Despede-se: dos que, morrendo, partiram, para que deixes de esperar sua volta, e caminhes seu caminho na esperança de encontrar-te tu com eles.

Despídete: Deja correr el río de la vida, llevándose las aguas que estás viendo, para que tengan lugar ante tus ojos las aguas que no viste todavía, y ya están viniendo…

Despede-te: Deixa correr o rio da vida, levando-se as águas que estás vendo, para que tenham lugar ante seus olhos as águas que não viste até então, e que já estão chegando…

René Trossero

(psicólogo e escritor argentino)

Tradução Arnaldo V. Carvalho

*   *   *

Em geral, nao gosto de textos diretivos, textos de auto-ajuda, fórmulas prontas de como ser feliz… Mas considerei esse texto bacana: ele lista com precisao os pontos onde o ser humano geralmente se apega, os pontos por onde lhe escapa a felicidade e que evidenciam a dificuldade de aceitar a condução da Vida; vida levar, sair do controle… A despedida fala disso, da gratidão do que se tem e do que se viveu, em oposição a “cuspida no prato” da vida quando se lamuria pelo que não se viveu. Sim, o texto fala de uma sabedoria, a sabedoria do desapego.

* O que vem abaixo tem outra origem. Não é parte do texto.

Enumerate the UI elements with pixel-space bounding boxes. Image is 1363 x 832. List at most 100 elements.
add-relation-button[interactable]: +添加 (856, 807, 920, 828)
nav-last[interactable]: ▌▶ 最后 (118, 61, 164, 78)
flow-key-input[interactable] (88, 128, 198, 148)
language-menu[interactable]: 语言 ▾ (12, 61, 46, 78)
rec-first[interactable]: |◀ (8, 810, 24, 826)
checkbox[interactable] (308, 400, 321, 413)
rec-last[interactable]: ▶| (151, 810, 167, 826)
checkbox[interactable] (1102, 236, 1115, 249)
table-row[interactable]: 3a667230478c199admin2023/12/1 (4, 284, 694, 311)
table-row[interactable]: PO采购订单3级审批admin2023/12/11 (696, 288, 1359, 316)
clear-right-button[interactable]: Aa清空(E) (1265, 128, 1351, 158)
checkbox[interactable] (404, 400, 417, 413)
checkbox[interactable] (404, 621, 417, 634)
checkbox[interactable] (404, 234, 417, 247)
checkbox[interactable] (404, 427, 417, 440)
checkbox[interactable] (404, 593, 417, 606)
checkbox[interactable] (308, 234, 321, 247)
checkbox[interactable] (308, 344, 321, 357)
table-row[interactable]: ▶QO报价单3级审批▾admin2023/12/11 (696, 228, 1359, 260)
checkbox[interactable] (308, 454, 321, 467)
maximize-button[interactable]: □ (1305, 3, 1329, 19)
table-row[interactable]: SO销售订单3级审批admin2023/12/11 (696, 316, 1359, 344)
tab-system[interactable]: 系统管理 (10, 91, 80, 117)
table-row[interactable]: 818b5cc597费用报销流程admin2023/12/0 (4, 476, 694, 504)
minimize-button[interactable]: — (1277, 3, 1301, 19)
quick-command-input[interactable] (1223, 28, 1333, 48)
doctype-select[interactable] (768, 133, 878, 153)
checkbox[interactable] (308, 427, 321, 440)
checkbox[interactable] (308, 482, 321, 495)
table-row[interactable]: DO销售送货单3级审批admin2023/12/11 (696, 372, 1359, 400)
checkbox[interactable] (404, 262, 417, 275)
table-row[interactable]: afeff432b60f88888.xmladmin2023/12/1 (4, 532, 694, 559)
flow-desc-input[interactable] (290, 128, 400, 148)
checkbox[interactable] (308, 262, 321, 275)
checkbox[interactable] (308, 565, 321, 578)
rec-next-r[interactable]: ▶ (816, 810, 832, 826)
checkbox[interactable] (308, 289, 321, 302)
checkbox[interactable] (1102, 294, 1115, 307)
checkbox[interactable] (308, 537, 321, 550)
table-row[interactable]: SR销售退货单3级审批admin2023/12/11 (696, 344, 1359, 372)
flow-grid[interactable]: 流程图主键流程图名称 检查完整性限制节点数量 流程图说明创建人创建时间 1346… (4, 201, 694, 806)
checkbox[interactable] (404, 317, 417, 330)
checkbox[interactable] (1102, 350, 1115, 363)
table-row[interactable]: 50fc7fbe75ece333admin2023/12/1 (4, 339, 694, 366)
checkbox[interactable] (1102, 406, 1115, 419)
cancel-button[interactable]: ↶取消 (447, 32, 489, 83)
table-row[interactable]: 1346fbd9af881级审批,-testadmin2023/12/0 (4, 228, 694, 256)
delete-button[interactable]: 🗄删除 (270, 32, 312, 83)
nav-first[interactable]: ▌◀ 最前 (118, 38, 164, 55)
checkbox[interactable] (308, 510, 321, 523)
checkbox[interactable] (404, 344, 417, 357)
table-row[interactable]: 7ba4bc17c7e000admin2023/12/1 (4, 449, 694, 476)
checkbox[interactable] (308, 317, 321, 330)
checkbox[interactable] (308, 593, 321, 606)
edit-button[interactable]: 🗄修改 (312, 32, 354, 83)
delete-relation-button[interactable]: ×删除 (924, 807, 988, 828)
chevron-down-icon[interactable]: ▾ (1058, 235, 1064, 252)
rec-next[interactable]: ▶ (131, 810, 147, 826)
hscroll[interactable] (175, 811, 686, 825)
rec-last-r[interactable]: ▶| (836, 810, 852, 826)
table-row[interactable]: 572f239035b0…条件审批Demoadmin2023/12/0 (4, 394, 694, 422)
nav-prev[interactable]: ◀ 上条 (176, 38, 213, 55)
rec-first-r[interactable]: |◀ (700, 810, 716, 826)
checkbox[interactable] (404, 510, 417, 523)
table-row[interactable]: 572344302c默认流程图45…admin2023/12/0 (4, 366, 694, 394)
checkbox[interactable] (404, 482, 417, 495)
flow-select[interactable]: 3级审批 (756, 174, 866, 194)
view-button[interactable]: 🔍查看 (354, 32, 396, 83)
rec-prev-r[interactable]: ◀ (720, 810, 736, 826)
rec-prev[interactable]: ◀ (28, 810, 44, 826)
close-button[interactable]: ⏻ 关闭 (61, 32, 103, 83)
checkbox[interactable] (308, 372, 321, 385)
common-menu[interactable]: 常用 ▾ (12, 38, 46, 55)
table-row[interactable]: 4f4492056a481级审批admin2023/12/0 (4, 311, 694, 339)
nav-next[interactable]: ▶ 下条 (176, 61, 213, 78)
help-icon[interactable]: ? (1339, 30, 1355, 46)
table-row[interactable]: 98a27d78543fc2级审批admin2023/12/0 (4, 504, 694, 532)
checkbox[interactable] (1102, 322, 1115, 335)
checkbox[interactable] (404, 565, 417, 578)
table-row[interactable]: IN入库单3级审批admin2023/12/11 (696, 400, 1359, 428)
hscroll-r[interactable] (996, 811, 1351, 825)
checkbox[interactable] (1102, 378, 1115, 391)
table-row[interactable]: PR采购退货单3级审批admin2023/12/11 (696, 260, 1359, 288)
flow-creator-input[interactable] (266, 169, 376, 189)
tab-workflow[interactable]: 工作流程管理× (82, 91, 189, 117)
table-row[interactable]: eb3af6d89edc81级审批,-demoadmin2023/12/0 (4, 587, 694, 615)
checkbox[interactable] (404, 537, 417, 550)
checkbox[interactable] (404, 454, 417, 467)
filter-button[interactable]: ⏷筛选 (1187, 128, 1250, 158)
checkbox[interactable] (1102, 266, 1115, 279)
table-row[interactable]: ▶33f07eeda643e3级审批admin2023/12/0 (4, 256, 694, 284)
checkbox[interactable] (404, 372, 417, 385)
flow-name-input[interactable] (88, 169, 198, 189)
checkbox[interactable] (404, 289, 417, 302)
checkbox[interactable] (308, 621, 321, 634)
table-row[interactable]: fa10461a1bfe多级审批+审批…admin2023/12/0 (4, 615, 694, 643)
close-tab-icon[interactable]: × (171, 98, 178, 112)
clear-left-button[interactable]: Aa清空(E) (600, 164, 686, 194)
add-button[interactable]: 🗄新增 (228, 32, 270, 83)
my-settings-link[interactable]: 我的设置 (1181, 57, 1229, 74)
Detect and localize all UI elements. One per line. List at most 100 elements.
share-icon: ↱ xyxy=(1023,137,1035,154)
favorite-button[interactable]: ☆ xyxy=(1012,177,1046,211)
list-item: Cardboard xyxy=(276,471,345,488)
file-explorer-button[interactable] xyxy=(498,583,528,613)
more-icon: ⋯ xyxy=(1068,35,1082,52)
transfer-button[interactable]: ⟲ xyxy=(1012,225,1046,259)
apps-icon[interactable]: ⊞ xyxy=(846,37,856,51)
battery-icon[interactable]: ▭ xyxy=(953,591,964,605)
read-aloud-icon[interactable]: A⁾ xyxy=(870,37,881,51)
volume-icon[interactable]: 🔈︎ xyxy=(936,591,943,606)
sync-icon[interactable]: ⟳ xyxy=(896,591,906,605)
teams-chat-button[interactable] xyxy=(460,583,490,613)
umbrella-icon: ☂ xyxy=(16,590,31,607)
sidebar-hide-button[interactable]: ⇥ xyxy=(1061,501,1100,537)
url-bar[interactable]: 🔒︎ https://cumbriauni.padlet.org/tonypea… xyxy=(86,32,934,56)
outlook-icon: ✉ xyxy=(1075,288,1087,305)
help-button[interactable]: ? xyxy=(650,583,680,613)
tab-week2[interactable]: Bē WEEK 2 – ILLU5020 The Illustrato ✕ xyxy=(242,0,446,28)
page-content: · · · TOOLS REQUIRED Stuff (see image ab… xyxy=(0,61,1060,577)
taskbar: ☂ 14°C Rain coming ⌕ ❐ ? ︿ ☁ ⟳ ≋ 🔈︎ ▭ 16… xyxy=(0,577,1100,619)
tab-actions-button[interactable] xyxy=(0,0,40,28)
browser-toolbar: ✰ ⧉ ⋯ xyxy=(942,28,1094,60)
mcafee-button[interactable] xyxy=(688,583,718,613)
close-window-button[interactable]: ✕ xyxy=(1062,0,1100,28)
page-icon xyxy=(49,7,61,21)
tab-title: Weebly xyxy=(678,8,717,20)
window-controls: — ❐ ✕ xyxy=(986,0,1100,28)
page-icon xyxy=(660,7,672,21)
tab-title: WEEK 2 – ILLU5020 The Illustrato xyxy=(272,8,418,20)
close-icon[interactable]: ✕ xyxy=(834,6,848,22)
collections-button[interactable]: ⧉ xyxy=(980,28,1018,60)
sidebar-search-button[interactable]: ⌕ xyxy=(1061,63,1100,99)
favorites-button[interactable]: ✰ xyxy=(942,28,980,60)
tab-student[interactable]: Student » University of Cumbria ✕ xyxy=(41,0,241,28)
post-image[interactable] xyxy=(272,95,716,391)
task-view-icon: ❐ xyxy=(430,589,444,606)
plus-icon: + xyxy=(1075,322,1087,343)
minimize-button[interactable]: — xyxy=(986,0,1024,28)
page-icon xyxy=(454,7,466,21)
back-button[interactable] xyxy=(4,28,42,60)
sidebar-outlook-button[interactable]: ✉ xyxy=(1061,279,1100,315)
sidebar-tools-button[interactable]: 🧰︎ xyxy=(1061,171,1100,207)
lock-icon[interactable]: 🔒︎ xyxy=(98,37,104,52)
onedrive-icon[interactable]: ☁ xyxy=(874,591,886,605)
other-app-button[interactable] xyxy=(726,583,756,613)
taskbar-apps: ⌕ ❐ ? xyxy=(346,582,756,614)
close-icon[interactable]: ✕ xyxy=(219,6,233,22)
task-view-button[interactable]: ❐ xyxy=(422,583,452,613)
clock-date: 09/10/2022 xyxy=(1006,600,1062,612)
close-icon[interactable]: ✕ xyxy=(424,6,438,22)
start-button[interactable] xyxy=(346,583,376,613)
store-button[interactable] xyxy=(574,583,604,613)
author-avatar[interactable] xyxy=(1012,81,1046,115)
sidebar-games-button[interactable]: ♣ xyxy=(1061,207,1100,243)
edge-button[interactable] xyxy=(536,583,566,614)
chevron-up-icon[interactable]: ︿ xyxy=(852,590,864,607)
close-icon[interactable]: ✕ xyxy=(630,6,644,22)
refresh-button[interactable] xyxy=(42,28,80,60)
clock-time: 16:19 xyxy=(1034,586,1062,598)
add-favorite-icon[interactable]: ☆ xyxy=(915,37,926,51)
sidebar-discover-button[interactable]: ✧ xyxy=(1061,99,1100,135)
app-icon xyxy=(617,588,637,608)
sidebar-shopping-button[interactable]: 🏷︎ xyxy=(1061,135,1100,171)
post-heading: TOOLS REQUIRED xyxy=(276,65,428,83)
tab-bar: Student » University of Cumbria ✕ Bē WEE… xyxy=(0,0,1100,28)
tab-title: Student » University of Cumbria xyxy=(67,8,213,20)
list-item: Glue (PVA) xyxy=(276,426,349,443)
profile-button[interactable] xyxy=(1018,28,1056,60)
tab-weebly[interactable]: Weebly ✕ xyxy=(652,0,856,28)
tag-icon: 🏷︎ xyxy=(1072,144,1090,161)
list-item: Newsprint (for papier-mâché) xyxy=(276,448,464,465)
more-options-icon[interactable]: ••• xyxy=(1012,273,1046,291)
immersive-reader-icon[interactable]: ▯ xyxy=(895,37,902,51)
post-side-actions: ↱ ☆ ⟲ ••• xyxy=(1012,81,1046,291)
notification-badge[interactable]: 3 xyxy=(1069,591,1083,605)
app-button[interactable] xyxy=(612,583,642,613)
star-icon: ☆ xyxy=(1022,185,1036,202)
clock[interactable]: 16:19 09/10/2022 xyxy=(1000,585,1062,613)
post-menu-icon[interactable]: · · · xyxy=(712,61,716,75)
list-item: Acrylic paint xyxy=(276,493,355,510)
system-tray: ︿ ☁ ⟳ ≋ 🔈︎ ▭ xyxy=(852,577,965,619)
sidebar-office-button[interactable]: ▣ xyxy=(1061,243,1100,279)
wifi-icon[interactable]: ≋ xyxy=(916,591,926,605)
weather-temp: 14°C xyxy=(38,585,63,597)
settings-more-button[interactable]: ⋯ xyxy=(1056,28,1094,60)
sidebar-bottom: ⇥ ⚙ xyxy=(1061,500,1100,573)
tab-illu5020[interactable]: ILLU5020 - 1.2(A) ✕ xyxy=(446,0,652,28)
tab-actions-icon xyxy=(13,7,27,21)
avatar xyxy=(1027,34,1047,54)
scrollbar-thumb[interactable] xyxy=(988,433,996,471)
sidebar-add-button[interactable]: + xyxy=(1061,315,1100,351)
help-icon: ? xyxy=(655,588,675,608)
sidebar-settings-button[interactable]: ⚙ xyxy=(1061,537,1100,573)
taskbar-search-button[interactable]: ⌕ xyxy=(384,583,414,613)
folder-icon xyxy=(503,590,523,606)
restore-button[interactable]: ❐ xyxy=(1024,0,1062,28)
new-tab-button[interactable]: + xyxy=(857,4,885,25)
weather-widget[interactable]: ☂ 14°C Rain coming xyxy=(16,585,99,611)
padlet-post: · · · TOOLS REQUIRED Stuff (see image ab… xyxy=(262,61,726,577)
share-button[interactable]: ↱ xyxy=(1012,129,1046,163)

O desapego nada tem a ver com gostar menos, com não sentir saudades… O desapego é a compreensao exata – e consequente harmonia real do ser humano – para com o tempo e espaço que cada um ocupa, no aqui-agora e nos demais tempos… A compreensao de que tudo tem o momento, e o espaco é móvel…

Arnaldo V. Carvalho


One thought on ““Despedida” – René J. Trossero (en español y português) – comentários meus.

  1. Não gosto de despedida…acho-a triste. Não entendo a despedida como aprendizado a caminho da liberdade. Sigo em frente sem me prender mas levo na lembrança ou comigo aquilo ou alguém que amo, admiro sem prendê-los a mim ou eu a eles… nem sinto necessidade de me despedir dos erros pois estes se convertem em consertos…aprendizados da vida. Vou ler e tentar entender mais um pouco. Mas despedida p mim ainda é a ausência de algo ou alguém que se quer perto, sem apegos e prisões… Qq dia tento reescrever o q escrevi hj!